Program Manager: Kate Leary

After the completion of many successful Decision Makers Field Conferences, organized by the Bureau in the early 2000s, a new water-focused education program for decision makers was launched. Piloted in 2022 with funding from Thornburg Foundation, a successful new format water conference was held over 2 days including classroom and field trip excursions to view and discuss some of New Mexico’s most challenging water issues. Water Leaders Workshops were funded from a state appropriation in 2023, marking the beginning of a new era of water education for water leaders and decision makers. More information can be found here:

These programs at the New Mexico Bureau of Geology and Mineral Resources either support or are closely related to the hydrogeology programs above.

Chemistry Laboratory — Inorganic Water Analyses

Our Chemistry Laboratory is a service and research facility. Its primary purpose is to provide inorganic water analyses support for Bureau of Geology projects but additionally provides analyses the New Mexico Tech community and to individuals and entities outside the New Mexico Tech community.  It is equipped to perform inorganic analyses of environmental, geochemical and geologic materials.

Geothermal Resources —Thermal Waters

The geothermal resources of New Mexico are used for recreation, commercial spas, greenhouses, fish hatcheries, indoor space heating, and localized power generation. Deep groundwater circulation in the vicinity of the Rio Grande rift, an area characterized by high regional heat flow, is the source heat for many thermal springs and wells. A few thermal springs in the Jemez Mountains of north-central New Mexico are warmed by residual heat associated with a cooling magma chamber that is less than 50,000 years old.

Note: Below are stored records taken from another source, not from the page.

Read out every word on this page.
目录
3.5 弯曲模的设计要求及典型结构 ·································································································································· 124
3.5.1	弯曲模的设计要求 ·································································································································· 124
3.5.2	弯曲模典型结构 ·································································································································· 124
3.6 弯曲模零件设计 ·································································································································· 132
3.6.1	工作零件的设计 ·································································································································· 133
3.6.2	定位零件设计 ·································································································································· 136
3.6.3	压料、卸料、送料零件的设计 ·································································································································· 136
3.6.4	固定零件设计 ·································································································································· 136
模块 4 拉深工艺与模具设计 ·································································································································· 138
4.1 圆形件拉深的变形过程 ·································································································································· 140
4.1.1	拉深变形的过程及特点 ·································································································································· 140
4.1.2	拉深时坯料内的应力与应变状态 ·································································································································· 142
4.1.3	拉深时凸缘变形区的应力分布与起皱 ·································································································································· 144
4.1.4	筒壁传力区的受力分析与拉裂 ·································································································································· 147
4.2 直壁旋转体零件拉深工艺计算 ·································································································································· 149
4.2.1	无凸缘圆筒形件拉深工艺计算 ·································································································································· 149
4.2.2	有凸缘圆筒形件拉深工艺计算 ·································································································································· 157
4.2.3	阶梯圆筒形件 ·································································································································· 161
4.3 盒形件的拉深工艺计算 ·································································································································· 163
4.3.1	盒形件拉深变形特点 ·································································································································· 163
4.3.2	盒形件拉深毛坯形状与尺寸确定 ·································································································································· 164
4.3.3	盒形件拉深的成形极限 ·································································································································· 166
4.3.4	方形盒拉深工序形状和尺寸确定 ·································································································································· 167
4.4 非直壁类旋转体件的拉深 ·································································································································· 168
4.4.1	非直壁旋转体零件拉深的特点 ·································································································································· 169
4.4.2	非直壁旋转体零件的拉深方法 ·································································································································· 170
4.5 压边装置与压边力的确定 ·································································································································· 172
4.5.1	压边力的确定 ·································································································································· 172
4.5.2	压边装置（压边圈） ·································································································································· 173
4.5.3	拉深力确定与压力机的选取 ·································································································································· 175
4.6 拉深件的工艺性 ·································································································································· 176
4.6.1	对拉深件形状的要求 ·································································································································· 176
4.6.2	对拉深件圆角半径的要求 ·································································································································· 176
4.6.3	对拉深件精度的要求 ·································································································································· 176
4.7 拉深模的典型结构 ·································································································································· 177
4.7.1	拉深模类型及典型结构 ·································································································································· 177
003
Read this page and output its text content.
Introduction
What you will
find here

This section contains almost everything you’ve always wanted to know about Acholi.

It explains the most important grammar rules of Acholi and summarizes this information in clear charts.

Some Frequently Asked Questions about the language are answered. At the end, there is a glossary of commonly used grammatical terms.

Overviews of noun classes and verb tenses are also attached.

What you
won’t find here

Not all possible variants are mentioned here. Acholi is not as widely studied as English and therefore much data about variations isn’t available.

Geologic Mapping — STATEMAP Program


Modern geologic maps are essential for New Mexico's environmental and economic prosperity. Geologic maps are uniquely suited to solving problems involving Earth resources, hazards, and environments, and perhaps most importantly for the people of New Mexico, such maps help identify and protect ground-water aquifers, aid in locating water-supply wells, and are fundamental for all environmental studies and land-use plans. Our STATEMAP Program is jointly funded by the USGS and the Bureau of Geology as part of our mission.